– Я этого боялся.

– Не знаю, что еще осталось от моего брака, – горько сказала Флик.

– Мне очень жаль.

– Мне бы здорово помогло, если бы я могла сказать себе, что не зря принесла жертву, нанесла мощный удар и облегчила вторжение.

– За последние два года вы сделали гораздо больше других.

– На войне не бывает серебряных медалей.

– Вы правы.

Флик встала. Она была благодарна Перси за проявленное сочувствие, но из-за этого ей сейчас хотелось плакать. – Пожалуй, надо проинструктировать нового радиста.

– Его кличка Вертолет. Он ожидает в кабинете. Боюсь, что умом он не блещет, но парень смелый.

Флик это показалось странным.

– Если он не слишком умный, зачем его посылать? Он может поставить под угрозу остальных.

– Как вы уже говорили – для нас это очень важно. Если вторжение провалится, мы потеряем Европу. Мы должны бросить на врага все, что у нас есть, так как другого шанса у нас не будет.

Флик мрачно кивнула – он противопоставил ей ее собственный довод. Тем не менее он был прав. Разница заключалась лишь в том, что под угрозой могут оказаться жизни людей, включая жизнь Мишеля.

– Хорошо, – сказала она. – Пожалуй, пора этим заняться.

– Он горит желанием вас увидеть.

Флик нахмурилась.

– Горит желанием? Почему?

Перси сухо улыбнулся.

– Идите – сами все увидите.

Из гостиной, где стоял письменный стол Перси, Флик вышла в коридор, и его секретарша, печатавшая что-то на пишущей машинке, направила ее в другую комнату.

У двери Флик немного задержалась. Вот так, сказала она себе: соберись и работай, в надежде, что со временем все забудешь.

Она вошла в кабинет – небольшую комнату с квадратным столом и несколькими разнокалиберными стульями. Вертолет оказался светлокожим парнем лет двадцати двух в твидовом костюме в светло-коричневую, оранжевую и зеленую клетку. За версту было видно, что он англичанин. К счастью, перед тем как он сядет в самолет, его должны переодеть во что-то такое, что не вызовет подозрений в маленьком французском городке. На службе у УСО были французские портные, которые шили для оперативников одежду, которую носят на континенте (потом этой одежде часами придавали убогий и поношенный вид, чтобы она не бросалась в глаза своей новизной). Тем не менее с розовыми щеками и светло-рыжими волосами Вертолета они ничего сделать не могли. Оставалось только надеяться, что гестапо подумает, будто в нем есть капля германской крови.

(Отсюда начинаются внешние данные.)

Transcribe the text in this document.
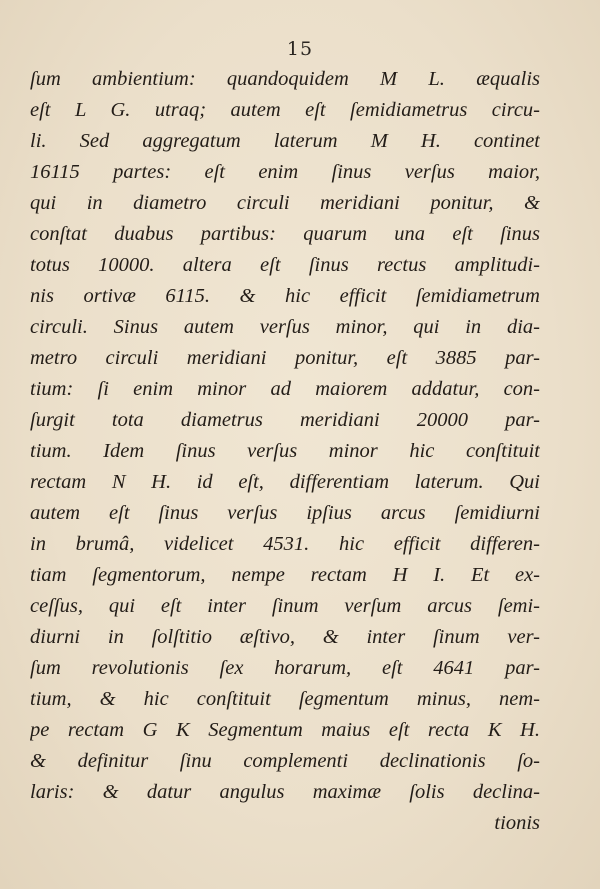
15
ſum ambientium: quandoquidem M L. æqualis
eſt L G. utraq; autem eſt ſemidiametrus circu-
li. Sed aggregatum laterum M H. continet
16115 partes: eſt enim ſinus verſus maior,
qui in diametro circuli meridiani ponitur, &
conſtat duabus partibus: quarum una eſt ſinus
totus 10000. altera eſt ſinus rectus amplitudi-
nis ortivæ 6115. & hic efficit ſemidiametrum
circuli. Sinus autem verſus minor, qui in dia-
metro circuli meridiani ponitur, eſt 3885 par-
tium: ſi enim minor ad maiorem addatur, con-
ſurgit tota diametrus meridiani 20000 par-
tium. Idem ſinus verſus minor hic conſtituit
rectam N H. id eſt, differentiam laterum. Qui
autem eſt ſinus verſus ipſius arcus ſemidiurni
in brumâ, videlicet 4531. hic efficit differen-
tiam ſegmentorum, nempe rectam H I. Et ex-
ceſſus, qui eſt inter ſinum verſum arcus ſemi-
diurni in ſolſtitio æſtivo, & inter ſinum ver-
ſum revolutionis ſex horarum, eſt 4641 par-
tium, & hic conſtituit ſegmentum minus, nem-
pe rectam G K Segmentum maius eſt recta K H.
& definitur ſinu complementi declinationis ſo-
laris: & datur angulus maximæ ſolis declina-
tionis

Когда Флик представилась, он сказал:

– Собственно, мы уже встречались.

– Извините, не помню.

– Вы учились в Оксфорде с моим братом Чарльзом.

– Чарли Стэндиш – ну конечно! – Флик вспомнила еще одного юношу в твиде. Тот был выше и стройнее, чем Вертолет, но, вероятно, не умнее – он так и не получил диплом. Насколько она помнила, Чарли бегло говорил по-французски – у них было кое-что общее.

– Собственно, вы один раз были у нас дома в Глостершире.

Флик вспомнила выходные, проведенные в тридцатые годы в одном деревенском доме, и проживавшую там семью – приятного отца-англичанина и шикарную мать-француженку. У Чарли был младший брат, Брайан, неуклюжий подросток в шортах, страшно гордившийся своим новым фотоаппаратом. Она с ним немного поговорила, и он в нее влюбился.

– Как там Чарли? После окончания университета я его не видела.

– Собственно, он умер. – Брайана внезапно охватила скорбь. – В сорок первом. Собственно, он погиб в этой п-проклятой пустыне.

Флик боялась, что он заплачет. Взяв его руку в свои, она сказала:

– Брайан, мне очень-очень жаль.

– Это очень мило с вашей стороны. – Он тяжело сглотнул и с видимым усилием взял себя в руки. – Я видел вас и после этого – один раз. Вы читали лекцию для нашей учебной группы в УСО. Мне не представилась возможность поговорить с вами после нее.